Новое дело мне нравилось: я чувствовал себя полезным и при этом находился вне всякой идеологии. Но, как оказалось, не совсем: директором института был академик Петровский, тот самый, именем которого сейчас названа улица в Москве. Тогда он еще здравствовал и даже служил министром здравоохранения СССР, хотя, наверное, уже перешагнул восьмидесятилетний рубеж. Он приезжал в институт раз в неделю, делал операцию и уезжал руководить советской медициной. Врачи поговаривали, что из-за возраста он оперировал уже плохо, и обычно ему подсовывали безнадежных больных. Как-то, это было уже в начале лета, он случайно столкнулся в коридоре со мной. Я отработал смену и шел по коридору, стянув с головы медицинскую шапочку. Длинные волосы висели в художественном беспорядке. Увидев меня, академик побагровел и осведомился у своей свиты, откуда я такой взялся. Ему доложили. Тогда светило науки обратился непосредственно ко мне, сказав буквально следующее: «Ну, ты, Иисус Христос, немедленно марш в парикмахерскую!» Я очень спокойно ответил ему, что мы на брудершафт с ним не пили, что обращаться ко мне на «ты» он не имеет права. Академик еще больше побагровел и сообщил, что я ему во внуки гожусь, поэтому он может ко мне обращаться как хочет. Я тихим голосом возразил, что все же не являюсь его внуком, а взрослые и ответственные люди обращаются друг к другу на «Вы», и поскольку, надеюсь, мы с ним оба взрослые люди, то я вправе ожидать от него обращения на «Вы». Министр рявкнул: «Вон!», и вместе со своей свитой удалился. Я сразу же пошел в отдел кадров и написал заявление об уходе по собственному желанию. Врачи, под началом которых я трудился, жалели меня — работал я хорошо, но сделать ничего не могли. Впрочем, характеристику для восстановления в институте мне дали отличную — точнее, поручили написать ее мне самому.
Но, разумеется, восстанавливать меня никто не собирался. Я вздохнул с облечением: я сделал все, что мог, и теперь имел полное право уже более ни от чего не зависеть. Последнее, что тяготило мою совесть — это членство (хоть и формальное, но все же членство) в комсомоле. Я пошел в райком и сдал изумленным инструкторам свои билет и учетную карточку.

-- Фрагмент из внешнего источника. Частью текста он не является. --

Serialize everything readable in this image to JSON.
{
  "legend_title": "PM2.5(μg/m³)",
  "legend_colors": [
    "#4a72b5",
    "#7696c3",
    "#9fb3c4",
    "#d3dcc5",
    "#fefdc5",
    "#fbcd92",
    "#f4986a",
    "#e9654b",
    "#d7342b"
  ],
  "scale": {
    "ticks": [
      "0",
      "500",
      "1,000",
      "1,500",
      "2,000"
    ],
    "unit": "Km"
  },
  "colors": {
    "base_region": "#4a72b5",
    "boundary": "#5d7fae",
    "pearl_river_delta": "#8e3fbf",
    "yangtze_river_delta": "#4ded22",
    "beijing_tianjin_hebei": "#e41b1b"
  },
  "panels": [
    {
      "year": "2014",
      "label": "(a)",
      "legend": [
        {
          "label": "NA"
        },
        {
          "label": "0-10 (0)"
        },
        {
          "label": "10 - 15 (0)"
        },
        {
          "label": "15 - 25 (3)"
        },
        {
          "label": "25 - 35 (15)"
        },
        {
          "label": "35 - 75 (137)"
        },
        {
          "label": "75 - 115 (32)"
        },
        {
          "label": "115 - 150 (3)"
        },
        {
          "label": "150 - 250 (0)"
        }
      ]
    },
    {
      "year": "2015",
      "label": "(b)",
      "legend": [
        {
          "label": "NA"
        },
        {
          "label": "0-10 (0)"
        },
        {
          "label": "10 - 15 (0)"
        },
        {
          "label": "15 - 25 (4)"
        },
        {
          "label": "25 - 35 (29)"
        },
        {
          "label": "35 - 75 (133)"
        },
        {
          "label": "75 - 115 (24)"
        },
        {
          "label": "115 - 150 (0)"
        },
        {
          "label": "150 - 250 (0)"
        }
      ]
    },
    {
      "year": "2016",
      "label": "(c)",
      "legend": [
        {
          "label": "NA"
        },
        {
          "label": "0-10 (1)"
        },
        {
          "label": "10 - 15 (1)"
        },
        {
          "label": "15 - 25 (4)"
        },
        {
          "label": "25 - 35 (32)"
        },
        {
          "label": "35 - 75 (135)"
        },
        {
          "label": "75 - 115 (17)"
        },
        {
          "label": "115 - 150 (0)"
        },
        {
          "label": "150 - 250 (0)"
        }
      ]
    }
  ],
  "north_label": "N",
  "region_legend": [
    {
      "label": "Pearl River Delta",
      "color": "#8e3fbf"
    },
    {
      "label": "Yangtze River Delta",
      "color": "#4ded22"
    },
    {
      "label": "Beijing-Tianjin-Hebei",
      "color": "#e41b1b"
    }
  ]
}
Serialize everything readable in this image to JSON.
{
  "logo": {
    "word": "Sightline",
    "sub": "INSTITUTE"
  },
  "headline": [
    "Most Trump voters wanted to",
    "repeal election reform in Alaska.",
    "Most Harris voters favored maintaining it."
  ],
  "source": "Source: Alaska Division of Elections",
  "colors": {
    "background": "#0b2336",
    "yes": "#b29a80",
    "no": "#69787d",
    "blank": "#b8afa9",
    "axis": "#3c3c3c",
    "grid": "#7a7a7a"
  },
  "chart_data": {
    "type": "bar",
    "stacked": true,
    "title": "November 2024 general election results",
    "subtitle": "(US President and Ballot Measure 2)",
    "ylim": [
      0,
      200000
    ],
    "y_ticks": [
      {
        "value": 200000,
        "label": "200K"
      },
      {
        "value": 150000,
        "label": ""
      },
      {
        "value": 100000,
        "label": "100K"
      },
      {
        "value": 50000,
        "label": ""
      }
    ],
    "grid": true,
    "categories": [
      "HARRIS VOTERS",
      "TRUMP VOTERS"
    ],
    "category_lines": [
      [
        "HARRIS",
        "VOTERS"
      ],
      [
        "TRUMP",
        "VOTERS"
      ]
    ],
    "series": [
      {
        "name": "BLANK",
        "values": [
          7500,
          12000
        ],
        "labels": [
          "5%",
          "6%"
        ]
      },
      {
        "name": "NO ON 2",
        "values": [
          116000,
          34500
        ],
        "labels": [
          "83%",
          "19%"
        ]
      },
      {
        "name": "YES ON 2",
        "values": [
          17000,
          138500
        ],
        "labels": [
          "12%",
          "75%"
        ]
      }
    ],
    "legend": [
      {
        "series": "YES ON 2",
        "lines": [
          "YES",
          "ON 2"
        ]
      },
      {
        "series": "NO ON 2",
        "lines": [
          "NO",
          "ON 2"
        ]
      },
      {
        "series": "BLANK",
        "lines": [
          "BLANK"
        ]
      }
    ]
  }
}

Теперь я наконец-то был совершенно свободен — настолько, насколько можно быть свободным в моей стране. Одна моя знакомая тогда собиралась в Одессу, и я поехал вслед за ней автостопом. До этого таким способом я ездил только в Питер; доехать до Одессы было куда дальше и интереснее.
Автостоп вышел отличным — с приключениями, интересными попутчиками и с милицейским задержанием между Киевом и Москвой на обратном пути. Представители законности даже делали поползновения нас (я путешествовал с приятелем) постричь, но мы стойко отстояли наши права на альтернативную внешность и достойно вернулись в Москву, обогащенные новым опытом, о котором можно было повествовать восхищенным слушателям.
Теперь я заслуженно ощущал себя самым настоящим хиппи и мог вести такой образ жизни, к которому давно стремился.
К 1975 году Система стала уже другой. Первая Система — та самая, с Юрой Солнцем во главе — уже не казалась самой продвинутой. На Стриту появились новые действующие лица, в основном мои сверстники. Юру постепенно забывали. Ныне его часто можно было увидеть одного, в состоянии сильного подпития, все еще не верившего, что так быстро минула его земная слава. Теперь он сам приветствовал давних знакомых, неизбежно прося у них денег на очередную бутылку. По старой памяти ему еще давали, но все реже и реже…
Для нас, называвшихся Второй Системой, те, первые, воспринимались слишком грубыми, вульгарными, примитивными. Мы-то видели себя гораздо более утонченными, причастными искусству и настоящему западному образу жизни. Можно сказать, мы были самыми последовательными западниками Советского Союза. Америку мы воспринимали нашей Землей Обетованной, символом подлинной и безграничной свободы. Сделать что-то «как в Штатах» виделось высшей целью. Какой-нибудь слух о новом «штатском» обычае (часто, как оказывалось потом, совершенно фантастический) заставлял нас перекраивать все наши привычки.